After his postdoc in 2003, Prof. Mallik started his own lab at the Hutch, where he has been ever since. Prof. Malik studies the causes and consequences of genetic conflicts that take place between different genomes (e.g., host-virus interactions) or between components of the same genome (e.g., chromosomal competition) from the perspective of both evolutionary biology and human disease. He uses an evolutionary lens to dissect and discover both host as well as viral adaptation strategies. His lab has been able to describe functional outcomes of ancient host-virus arms races by resurrecting host and viral proteins from the evolutionary record. By taking advantage of viral fossils in animal genomes and ancient host gene adaptation, he established found the field of ‘Paleovirology’. He also studies unexpected rapid evolution in genes involved in essential cellular processes such as chromosome segregation. His lab showed that unusual genetic conflicts during meiosis drive the unexpectedly rapid evolution of centromeric DNA and proteins, which in turn may drive speciation, or postzygotic reproductive isolation between recently diverged species. Prof. Mallik was elected and served as President of the international Society of Molecular Biology and Evolution (SMBE) in 2021.

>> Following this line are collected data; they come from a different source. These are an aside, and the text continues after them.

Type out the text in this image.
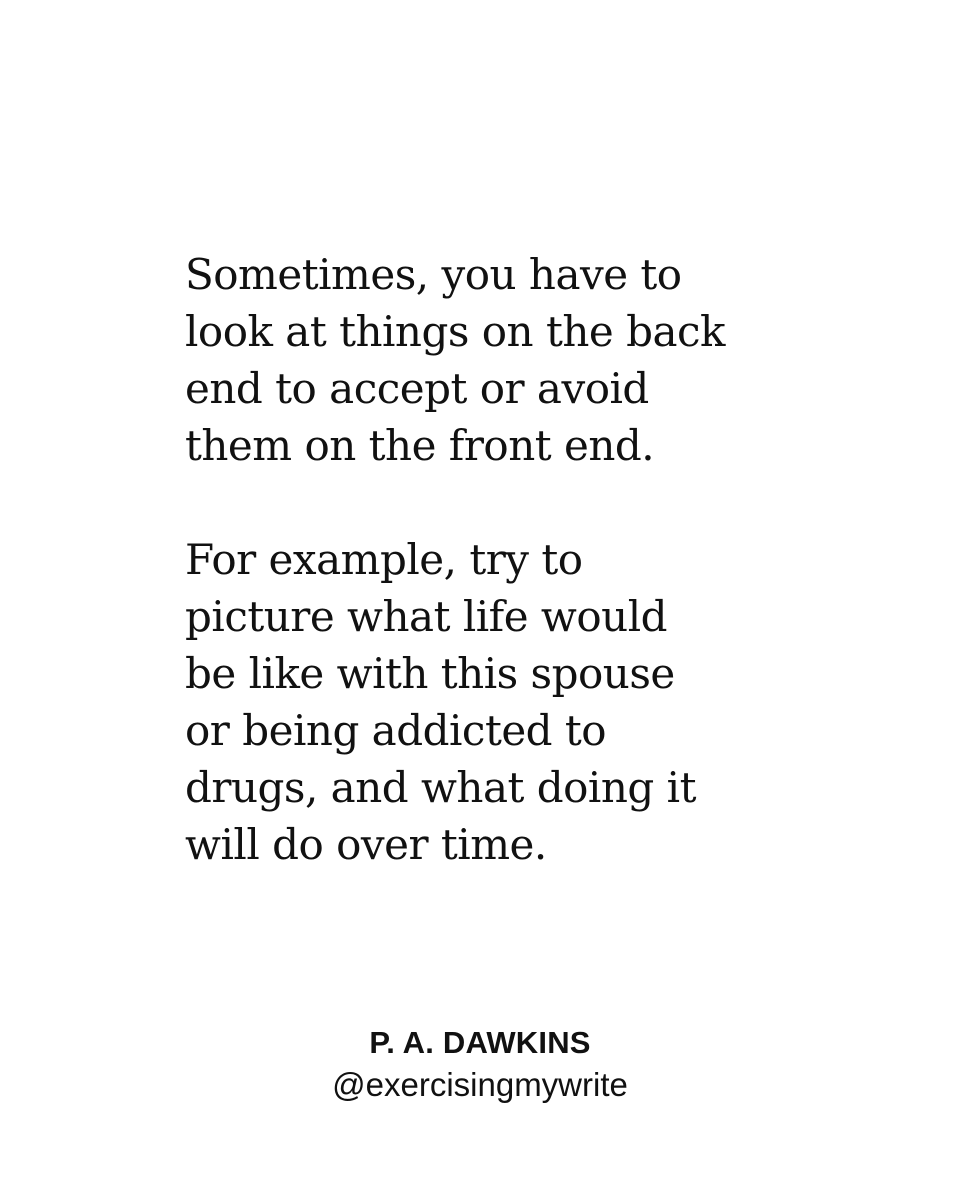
Sometimes, you have to
look at things on the back
end to accept or avoid
them on the front end.
For example, try to
picture what life would
be like with this spouse
or being addicted to
drugs, and what doing it
will do over time.
P. A. DAWKINS
@exercisingmywrite
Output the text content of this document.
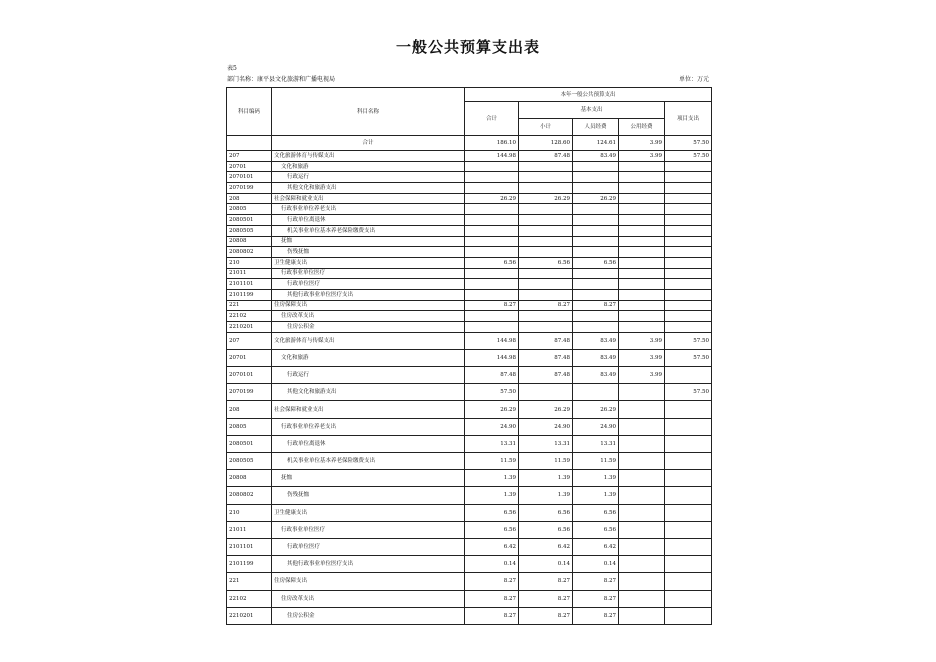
一般公共预算支出表
表5
部门名称：康平县文化旅游和广播电视局	单位：万元
科目编码	科目名称	本年一般公共预算支出				
		合计	基本支出			项目支出
			小计	人员经费	公用经费	
	合计	186.10	128.60	124.61	3.99	57.50
207	文化旅游体育与传媒支出	144.98	87.48	83.49	3.99	57.50
20701	文化和旅游					
2070101	行政运行					
2070199	其他文化和旅游支出					
208	社会保障和就业支出	26.29	26.29	26.29		
20805	行政事业单位养老支出					
2080501	行政单位离退休					
2080505	机关事业单位基本养老保险缴费支出					
20808	抚恤					
2080802	伤残抚恤					
210	卫生健康支出	6.56	6.56	6.56		
21011	行政事业单位医疗					
2101101	行政单位医疗					
2101199	其他行政事业单位医疗支出					
221	住房保障支出	8.27	8.27	8.27		
22102	住房改革支出					
2210201	住房公积金					
207	文化旅游体育与传媒支出	144.98	87.48	83.49	3.99	57.50
20701	文化和旅游	144.98	87.48	83.49	3.99	57.50
2070101	行政运行	87.48	87.48	83.49	3.99	
2070199	其他文化和旅游支出	57.50				57.50
208	社会保障和就业支出	26.29	26.29	26.29		
20805	行政事业单位养老支出	24.90	24.90	24.90		
2080501	行政单位离退休	13.31	13.31	13.31		
2080505	机关事业单位基本养老保险缴费支出	11.59	11.59	11.59		
20808	抚恤	1.39	1.39	1.39		
2080802	伤残抚恤	1.39	1.39	1.39		
210	卫生健康支出	6.56	6.56	6.56		
21011	行政事业单位医疗	6.56	6.56	6.56		
2101101	行政单位医疗	6.42	6.42	6.42		
2101199	其他行政事业单位医疗支出	0.14	0.14	0.14		
221	住房保障支出	8.27	8.27	8.27		
22102	住房改革支出	8.27	8.27	8.27		
2210201	住房公积金	8.27	8.27	8.27		
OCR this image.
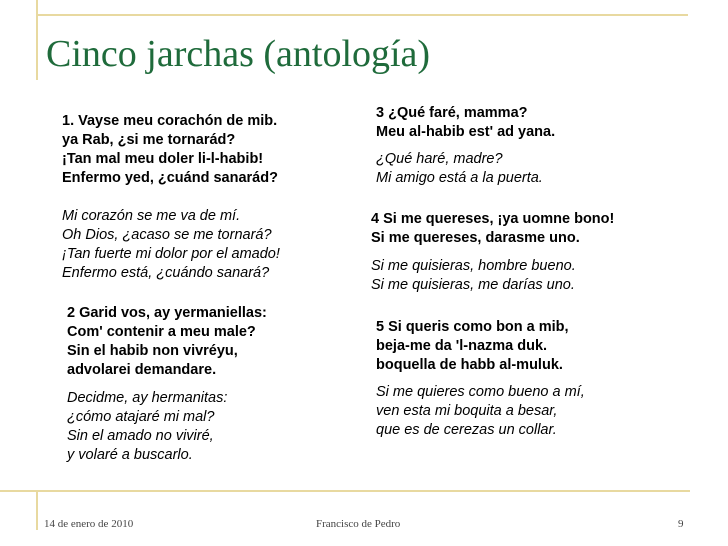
Cinco jarchas (antología)

1. Vayse meu corachón de mib.
ya Rab, ¿si me tornarád?
¡Tan mal meu doler li-l-habib!
Enfermo yed, ¿cuánd sanarád?

Mi corazón se me va de mí.
Oh Dios, ¿acaso se me tornará?
¡Tan fuerte mi dolor por el amado!
Enfermo está, ¿cuándo sanará?

2 Garid vos, ay yermaniellas:
Com' contenir a meu male?
Sin el habib non vivréyu,
advolarei demandare.

Decidme, ay hermanitas:
¿cómo atajaré mi mal?
Sin el amado no viviré,
y volaré a buscarlo.

3 ¿Qué faré, mamma?
Meu al-habib est' ad yana.

¿Qué haré, madre?
Mi amigo está a la puerta.

4 Si me quereses, ¡ya uomne bono!
Si me quereses, darasme uno.

Si me quisieras, hombre bueno.
Si me quisieras, me darías uno.

5 Si queris como bon a mib,
beja-me da 'l-nazma duk.
boquella de habb al-muluk.

Si me quieres como bueno a mí,
ven esta mi boquita a besar,
que es de cerezas un collar.

14 de enero de 2010	Francisco de Pedro	9
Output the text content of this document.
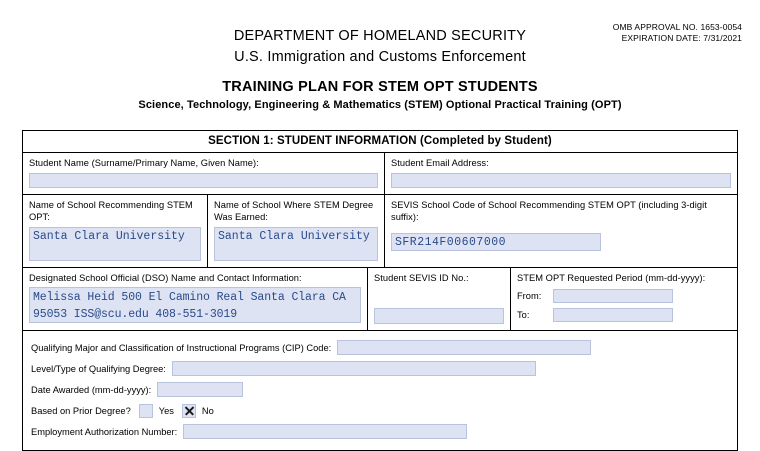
OMB APPROVAL NO. 1653-0054
EXPIRATION DATE: 7/31/2021
DEPARTMENT OF HOMELAND SECURITY
U.S. Immigration and Customs Enforcement
TRAINING PLAN FOR STEM OPT STUDENTS
Science, Technology, Engineering & Mathematics (STEM) Optional Practical Training (OPT)
SECTION 1: STUDENT INFORMATION (Completed by Student)
Student Name (Surname/Primary Name, Given Name):	Student Email Address:
Name of School Recommending STEM OPT:
Santa Clara University
Name of School Where STEM Degree Was Earned:
Santa Clara University
SEVIS School Code of School Recommending STEM OPT (including 3-digit suffix):
SFR214F00607000
Designated School Official (DSO) Name and Contact Information:
Melissa Heid 500 El Camino Real Santa Clara CA 95053 ISS@scu.edu 408-551-3019
Student SEVIS ID No.:	STEM OPT Requested Period (mm-dd-yyyy):
From:
To:
Qualifying Major and Classification of Instructional Programs (CIP) Code:
Level/Type of Qualifying Degree:
Date Awarded (mm-dd-yyyy):
Based on Prior Degree?	Yes	No
Employment Authorization Number:
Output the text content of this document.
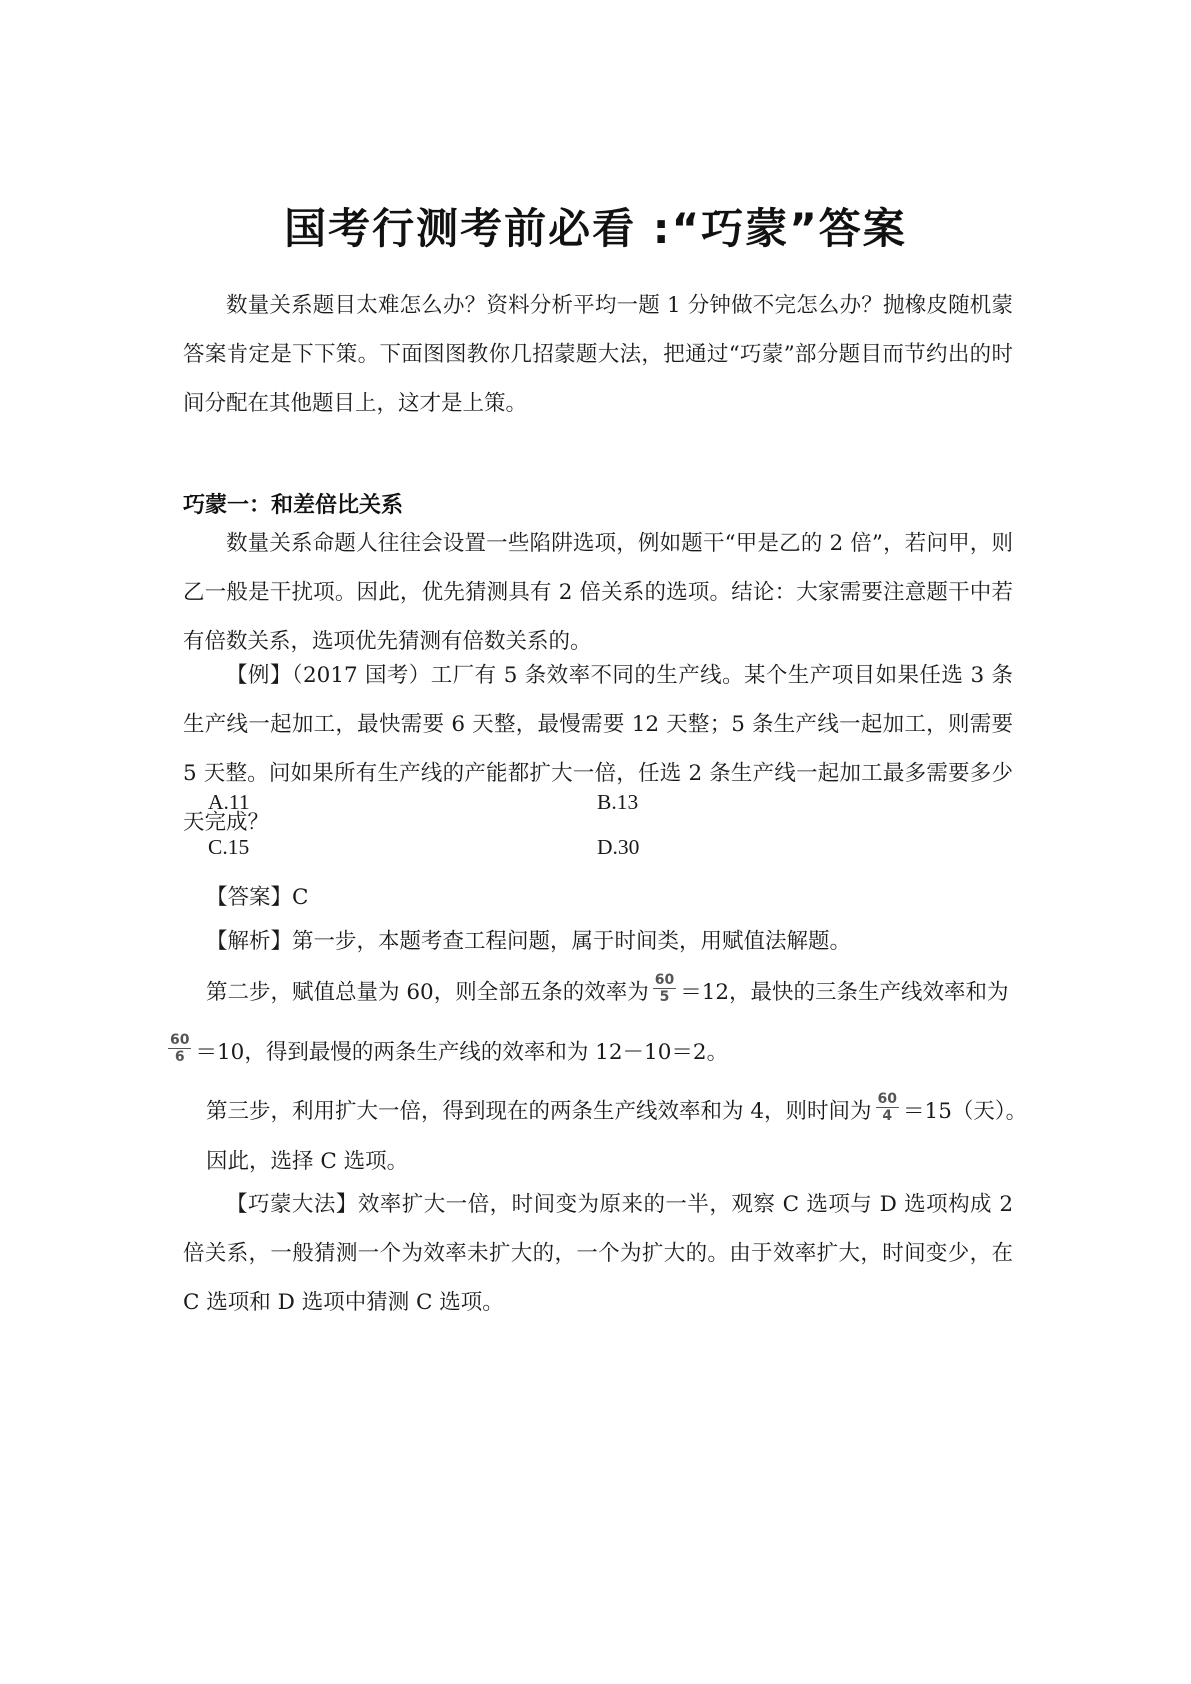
国考行测考前必看 :“巧蒙”答案
数量关系题目太难怎么办？资料分析平均一题 1 分钟做不完怎么办？抛橡皮随机蒙答案肯定是下下策。下面图图教你几招蒙题大法，把通过“巧蒙”部分题目而节约出的时间分配在其他题目上，这才是上策。
巧蒙一：和差倍比关系
数量关系命题人往往会设置一些陷阱选项，例如题干“甲是乙的 2 倍”，若问甲，则乙一般是干扰项。因此，优先猜测具有 2 倍关系的选项。结论：大家需要注意题干中若有倍数关系，选项优先猜测有倍数关系的。
【例】（2017 国考）工厂有 5 条效率不同的生产线。某个生产项目如果任选 3 条生产线一起加工，最快需要 6 天整，最慢需要 12 天整；5 条生产线一起加工，则需要 5 天整。问如果所有生产线的产能都扩大一倍，任选 2 条生产线一起加工最多需要多少天完成？
A.11	B.13
C.15	D.30
【答案】C
【解析】第一步，本题考查工程问题，属于时间类，用赋值法解题。
第二步，赋值总量为 60，则全部五条的效率为 $\frac{60}{5} =12$，最快的三条生产线效率和为
$\frac{60}{6} =10$，得到最慢的两条生产线的效率和为 12－10＝2。
第三步，利用扩大一倍，得到现在的两条生产线效率和为 4，则时间为 $\frac{60}{4} =15$（天）。
因此，选择 C 选项。
【巧蒙大法】效率扩大一倍，时间变为原来的一半，观察 C 选项与 D 选项构成 2 倍关系，一般猜测一个为效率未扩大的，一个为扩大的。由于效率扩大，时间变少，在 C 选项和 D 选项中猜测 C 选项。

Prof. Mallik received the 2008 Presidential Early Career Award for Science and Engineering (PECASE) from President Obama, the 2010 Vilcek Prize for Creative Promise for immigrant scientists, the 2017 Eli Lilly Prize in Microbiology from the American Society of Microbiology, the 2022 Novitski Prize from the Genetics Society of America, and the 2022 SASTRA-Obaid Siddiqi award. He was selected as an HHMI Investigator in 2013 and elected to the American Academy of Microbiology, and the US National Academy of Sciences in 2019.